If rather than looking at a diet as a six-week solution to your weight, you turn it into a lifestyle the benefits are far-reaching and stay longer.

A healthy lifestyle does not focus solely on weight gain or loss, rather it affects the whole body and keeps it fit. With this, you will correct any excessive eating of unhealthy food, have more exercise incorporate enough grains and even calories that your body needs. For example, if you really crave a hamburger, you can decide the quantity you will take and the vegetables you would add to be sure to have the right amount. Thus you satisfy that crave and still eat healthily.

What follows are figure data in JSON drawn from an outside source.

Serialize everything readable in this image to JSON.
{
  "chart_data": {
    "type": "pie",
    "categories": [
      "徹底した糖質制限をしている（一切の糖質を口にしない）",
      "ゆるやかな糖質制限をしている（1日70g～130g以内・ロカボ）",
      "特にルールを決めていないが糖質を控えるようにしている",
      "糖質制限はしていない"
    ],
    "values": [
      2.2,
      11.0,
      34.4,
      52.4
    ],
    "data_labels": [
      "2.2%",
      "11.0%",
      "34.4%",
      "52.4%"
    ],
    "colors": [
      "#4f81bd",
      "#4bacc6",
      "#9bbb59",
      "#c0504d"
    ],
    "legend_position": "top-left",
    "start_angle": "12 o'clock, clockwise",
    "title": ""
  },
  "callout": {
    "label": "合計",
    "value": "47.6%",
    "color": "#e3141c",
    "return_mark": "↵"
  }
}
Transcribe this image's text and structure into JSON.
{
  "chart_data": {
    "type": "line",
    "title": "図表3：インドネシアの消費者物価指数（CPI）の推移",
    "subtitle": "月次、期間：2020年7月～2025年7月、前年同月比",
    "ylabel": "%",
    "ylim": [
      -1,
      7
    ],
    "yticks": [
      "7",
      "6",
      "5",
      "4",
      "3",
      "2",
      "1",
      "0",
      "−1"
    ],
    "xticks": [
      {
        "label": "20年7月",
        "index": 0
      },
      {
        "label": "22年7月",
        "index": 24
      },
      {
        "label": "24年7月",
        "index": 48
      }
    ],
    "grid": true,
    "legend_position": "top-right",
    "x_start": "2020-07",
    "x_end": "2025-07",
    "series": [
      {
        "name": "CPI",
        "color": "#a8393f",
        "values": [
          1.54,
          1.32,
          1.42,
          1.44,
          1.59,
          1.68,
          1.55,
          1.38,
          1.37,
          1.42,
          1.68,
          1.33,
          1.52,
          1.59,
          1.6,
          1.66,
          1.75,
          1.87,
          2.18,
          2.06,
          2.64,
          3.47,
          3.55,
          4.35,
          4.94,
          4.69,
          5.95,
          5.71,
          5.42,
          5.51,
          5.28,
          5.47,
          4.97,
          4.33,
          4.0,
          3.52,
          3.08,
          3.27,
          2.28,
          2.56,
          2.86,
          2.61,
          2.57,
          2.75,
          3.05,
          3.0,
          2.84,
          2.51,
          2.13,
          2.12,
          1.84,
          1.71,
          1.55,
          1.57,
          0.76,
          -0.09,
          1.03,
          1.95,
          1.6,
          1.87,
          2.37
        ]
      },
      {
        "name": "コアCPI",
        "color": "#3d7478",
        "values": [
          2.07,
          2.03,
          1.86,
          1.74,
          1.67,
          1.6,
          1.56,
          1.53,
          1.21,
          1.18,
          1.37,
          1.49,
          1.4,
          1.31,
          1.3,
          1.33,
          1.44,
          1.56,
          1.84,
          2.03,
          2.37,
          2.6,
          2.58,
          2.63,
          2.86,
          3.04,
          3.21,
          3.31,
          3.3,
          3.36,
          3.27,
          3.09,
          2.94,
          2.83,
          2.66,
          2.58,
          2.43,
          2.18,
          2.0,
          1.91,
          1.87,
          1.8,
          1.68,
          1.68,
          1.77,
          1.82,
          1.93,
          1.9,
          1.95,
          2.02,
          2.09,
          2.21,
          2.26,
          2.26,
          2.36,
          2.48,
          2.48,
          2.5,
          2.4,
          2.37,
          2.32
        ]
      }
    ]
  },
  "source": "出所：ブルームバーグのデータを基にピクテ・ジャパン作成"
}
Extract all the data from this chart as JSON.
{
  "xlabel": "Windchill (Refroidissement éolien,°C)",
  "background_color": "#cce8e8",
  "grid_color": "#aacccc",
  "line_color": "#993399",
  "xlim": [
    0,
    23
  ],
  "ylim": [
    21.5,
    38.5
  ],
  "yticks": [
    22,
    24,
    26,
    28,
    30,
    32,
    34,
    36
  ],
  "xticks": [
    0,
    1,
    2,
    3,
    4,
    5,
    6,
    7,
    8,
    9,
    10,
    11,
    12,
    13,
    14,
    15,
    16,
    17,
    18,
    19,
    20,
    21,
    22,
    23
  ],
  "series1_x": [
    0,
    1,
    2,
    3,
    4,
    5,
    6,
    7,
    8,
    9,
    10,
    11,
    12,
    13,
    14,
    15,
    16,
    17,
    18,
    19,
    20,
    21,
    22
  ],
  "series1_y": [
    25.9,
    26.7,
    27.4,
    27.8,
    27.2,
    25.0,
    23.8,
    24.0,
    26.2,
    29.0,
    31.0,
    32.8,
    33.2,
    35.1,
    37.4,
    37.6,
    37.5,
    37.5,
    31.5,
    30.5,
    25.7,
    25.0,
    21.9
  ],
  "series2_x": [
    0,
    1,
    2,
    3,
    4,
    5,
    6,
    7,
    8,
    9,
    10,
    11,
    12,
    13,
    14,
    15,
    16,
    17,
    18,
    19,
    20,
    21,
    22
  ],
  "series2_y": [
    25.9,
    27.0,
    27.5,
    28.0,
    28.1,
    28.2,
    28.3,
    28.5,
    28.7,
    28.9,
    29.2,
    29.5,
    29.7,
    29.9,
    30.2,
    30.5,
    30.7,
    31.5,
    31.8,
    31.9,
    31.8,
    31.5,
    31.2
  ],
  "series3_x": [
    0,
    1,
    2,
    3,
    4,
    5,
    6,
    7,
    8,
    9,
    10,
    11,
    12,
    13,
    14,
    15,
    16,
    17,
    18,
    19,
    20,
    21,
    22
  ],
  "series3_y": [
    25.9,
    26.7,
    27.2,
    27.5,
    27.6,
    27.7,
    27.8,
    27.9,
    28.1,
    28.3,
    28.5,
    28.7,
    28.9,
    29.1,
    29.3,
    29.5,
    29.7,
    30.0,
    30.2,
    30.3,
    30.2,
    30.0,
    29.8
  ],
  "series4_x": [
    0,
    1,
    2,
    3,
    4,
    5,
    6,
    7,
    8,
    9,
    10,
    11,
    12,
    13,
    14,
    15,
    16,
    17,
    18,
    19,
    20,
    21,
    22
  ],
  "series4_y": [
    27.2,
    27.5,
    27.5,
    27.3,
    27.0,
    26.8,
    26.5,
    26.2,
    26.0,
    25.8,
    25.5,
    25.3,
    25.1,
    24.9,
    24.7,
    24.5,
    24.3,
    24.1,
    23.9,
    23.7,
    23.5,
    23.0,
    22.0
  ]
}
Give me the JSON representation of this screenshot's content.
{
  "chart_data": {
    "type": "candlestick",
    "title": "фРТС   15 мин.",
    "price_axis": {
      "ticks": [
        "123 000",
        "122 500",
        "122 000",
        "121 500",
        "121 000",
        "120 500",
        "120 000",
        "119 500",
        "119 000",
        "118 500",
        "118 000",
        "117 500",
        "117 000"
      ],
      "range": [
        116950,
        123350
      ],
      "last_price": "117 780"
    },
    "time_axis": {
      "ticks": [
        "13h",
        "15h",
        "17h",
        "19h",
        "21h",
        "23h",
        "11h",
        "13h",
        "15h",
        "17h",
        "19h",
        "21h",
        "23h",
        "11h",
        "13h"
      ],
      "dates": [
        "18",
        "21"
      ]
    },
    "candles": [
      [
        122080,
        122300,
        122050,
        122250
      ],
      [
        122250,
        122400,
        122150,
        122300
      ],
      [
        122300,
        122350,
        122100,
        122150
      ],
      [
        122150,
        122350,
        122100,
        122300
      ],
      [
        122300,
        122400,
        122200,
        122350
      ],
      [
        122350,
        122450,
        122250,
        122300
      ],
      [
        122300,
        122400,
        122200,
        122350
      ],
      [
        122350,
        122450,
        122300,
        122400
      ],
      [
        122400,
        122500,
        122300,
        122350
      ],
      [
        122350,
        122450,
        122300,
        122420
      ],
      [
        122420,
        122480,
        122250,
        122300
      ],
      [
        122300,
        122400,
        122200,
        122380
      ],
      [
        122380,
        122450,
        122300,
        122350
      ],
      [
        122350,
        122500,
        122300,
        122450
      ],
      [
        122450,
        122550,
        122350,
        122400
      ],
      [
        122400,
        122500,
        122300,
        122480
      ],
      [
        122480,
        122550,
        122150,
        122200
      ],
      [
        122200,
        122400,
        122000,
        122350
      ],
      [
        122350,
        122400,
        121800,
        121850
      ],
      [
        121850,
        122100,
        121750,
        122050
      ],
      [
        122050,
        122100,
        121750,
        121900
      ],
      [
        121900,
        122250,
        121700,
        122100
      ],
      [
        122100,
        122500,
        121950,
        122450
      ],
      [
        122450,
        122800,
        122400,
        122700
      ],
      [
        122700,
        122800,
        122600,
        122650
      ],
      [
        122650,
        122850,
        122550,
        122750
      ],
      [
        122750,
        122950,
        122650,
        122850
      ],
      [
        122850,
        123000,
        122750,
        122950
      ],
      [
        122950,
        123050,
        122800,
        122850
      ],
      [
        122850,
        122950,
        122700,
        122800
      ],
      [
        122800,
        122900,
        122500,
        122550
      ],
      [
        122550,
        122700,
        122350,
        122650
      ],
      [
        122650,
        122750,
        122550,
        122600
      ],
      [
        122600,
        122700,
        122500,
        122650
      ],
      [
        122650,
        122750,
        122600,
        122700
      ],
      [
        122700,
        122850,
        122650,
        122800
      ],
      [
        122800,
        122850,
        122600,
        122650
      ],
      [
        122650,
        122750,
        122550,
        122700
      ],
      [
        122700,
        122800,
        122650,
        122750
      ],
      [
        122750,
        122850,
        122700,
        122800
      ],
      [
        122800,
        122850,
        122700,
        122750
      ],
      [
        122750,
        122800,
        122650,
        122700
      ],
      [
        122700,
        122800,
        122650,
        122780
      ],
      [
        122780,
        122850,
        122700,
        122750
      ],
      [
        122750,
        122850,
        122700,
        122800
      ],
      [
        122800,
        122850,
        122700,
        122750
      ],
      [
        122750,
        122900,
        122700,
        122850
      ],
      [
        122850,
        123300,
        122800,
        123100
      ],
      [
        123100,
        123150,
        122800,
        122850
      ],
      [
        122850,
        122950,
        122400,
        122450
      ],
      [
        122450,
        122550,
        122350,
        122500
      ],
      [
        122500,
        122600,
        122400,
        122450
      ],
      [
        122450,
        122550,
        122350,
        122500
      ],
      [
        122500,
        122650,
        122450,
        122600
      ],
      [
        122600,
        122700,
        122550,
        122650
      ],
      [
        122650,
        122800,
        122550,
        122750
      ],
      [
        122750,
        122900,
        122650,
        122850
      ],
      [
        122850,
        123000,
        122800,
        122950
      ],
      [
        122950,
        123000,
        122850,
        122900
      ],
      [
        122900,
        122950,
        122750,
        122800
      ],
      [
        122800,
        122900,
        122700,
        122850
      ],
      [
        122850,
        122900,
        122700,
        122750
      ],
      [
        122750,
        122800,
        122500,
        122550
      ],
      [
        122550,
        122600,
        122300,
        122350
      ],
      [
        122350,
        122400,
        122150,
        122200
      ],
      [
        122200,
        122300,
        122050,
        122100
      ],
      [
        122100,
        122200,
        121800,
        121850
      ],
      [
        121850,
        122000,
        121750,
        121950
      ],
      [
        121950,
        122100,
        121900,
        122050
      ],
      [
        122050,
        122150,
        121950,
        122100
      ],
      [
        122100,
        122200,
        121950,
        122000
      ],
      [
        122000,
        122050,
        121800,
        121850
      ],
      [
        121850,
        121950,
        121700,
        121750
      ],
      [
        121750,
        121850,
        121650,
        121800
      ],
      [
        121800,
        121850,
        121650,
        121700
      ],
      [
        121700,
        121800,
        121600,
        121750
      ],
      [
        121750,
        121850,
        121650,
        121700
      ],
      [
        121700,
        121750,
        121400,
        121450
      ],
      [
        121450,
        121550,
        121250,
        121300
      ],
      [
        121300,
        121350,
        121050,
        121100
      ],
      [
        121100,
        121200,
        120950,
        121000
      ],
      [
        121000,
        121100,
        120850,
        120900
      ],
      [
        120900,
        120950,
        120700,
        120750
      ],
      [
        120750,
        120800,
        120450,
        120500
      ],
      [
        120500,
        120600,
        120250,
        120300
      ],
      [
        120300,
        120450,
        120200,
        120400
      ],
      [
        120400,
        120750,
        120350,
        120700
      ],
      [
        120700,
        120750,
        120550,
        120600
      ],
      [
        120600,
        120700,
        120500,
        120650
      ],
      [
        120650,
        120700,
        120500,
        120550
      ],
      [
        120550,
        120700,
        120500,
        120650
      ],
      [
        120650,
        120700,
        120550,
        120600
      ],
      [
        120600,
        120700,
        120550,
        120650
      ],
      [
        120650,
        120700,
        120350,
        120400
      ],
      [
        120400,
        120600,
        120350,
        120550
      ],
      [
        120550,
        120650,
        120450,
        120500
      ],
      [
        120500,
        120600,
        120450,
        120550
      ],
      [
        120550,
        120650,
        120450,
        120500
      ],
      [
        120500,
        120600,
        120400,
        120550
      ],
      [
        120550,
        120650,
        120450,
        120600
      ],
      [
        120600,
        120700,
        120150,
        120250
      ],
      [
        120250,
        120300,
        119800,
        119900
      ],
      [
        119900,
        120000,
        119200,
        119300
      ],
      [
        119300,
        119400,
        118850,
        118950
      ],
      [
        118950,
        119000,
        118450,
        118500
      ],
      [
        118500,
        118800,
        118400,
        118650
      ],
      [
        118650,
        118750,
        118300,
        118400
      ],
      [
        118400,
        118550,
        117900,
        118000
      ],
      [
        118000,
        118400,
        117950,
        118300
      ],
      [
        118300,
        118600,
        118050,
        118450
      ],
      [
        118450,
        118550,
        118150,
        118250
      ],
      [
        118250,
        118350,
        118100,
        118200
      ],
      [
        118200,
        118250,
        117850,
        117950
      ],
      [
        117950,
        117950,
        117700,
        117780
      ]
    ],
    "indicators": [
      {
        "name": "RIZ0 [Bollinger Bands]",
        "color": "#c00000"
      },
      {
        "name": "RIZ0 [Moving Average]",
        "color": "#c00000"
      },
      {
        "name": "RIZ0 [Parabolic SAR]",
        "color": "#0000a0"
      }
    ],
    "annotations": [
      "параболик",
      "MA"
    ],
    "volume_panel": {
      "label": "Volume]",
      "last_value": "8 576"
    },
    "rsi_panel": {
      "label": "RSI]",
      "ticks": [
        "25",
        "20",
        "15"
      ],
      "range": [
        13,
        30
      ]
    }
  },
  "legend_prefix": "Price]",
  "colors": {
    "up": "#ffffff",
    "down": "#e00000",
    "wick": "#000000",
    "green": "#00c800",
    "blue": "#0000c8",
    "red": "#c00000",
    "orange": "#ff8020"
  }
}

To cultivate a healthy lifestyle,

  • Eat good fats: There are beneficial fats like avocado which are useful in fueling your body, during exercise routines and also maintaining your weight.
  • Try intermittent fasting, it has been proven that fasting helps you boost your hormones and you will have less time to eat.
  • Do exercise. This can not only help in losing weight but play an important role in keeping your body fit and flexible. It also strengthens your muscles and the heart.
  • Take fruits and vegetables regularly for your daily nutrient needs.
  • Drink enough water. Cut down on the amount of sugar-filled drinks you take and have more water.
  • Eat proteins which help build your muscle and add plant protein foods for variety.

Choosing a good diet

As said, diets are good if they can be turned into a good lifestyle and continued for long. If you want to select a good diet that can be turned into a lifestyle, you should consider the following:

  • Have reasonable goals for your diet. Do not try a diet that will make you lose a number of pounds in an unrealistically short period of time. Plan your goals with the help of a nutritionist and have your long term self in mind.
  • Do not put yourself on a hunger strike. (This is also not the purpose of intermittent fasting) Your body can go in survival mode and it will try to maintain as much fat possible. Have a weekly re-feed day where you eat 600 calories more than you burn. this makes sure your leptin levels are on point to promote a good metabolism.
  • In the same vein do not engage in crash dieting because you are likely to return to your old eating habits and will most likely gain that weight back.
  • Research on how much nutrients you need per day. You can use the results from this to create a diet or select a diet that can work for you. Calculate your nutritional needs based on your age, height, gender and other factors and plan around it.
  • Also when you find one diet plan that suits you well, do not fall into the temptation of changing it for a fad. Moving from one diet to another diet shows your focus is not on creating a healthy lifestyle but on losing calories and that is not good on the long term. Taking pills or shakes with your diet provides a temporary solution. You do not need to rush.


Diets should not be temporary fixes to your immediate needs but should be incorporated into your lifestyle to keep you healthy and with enough nutrition. Combining them both will bring you better results long-term.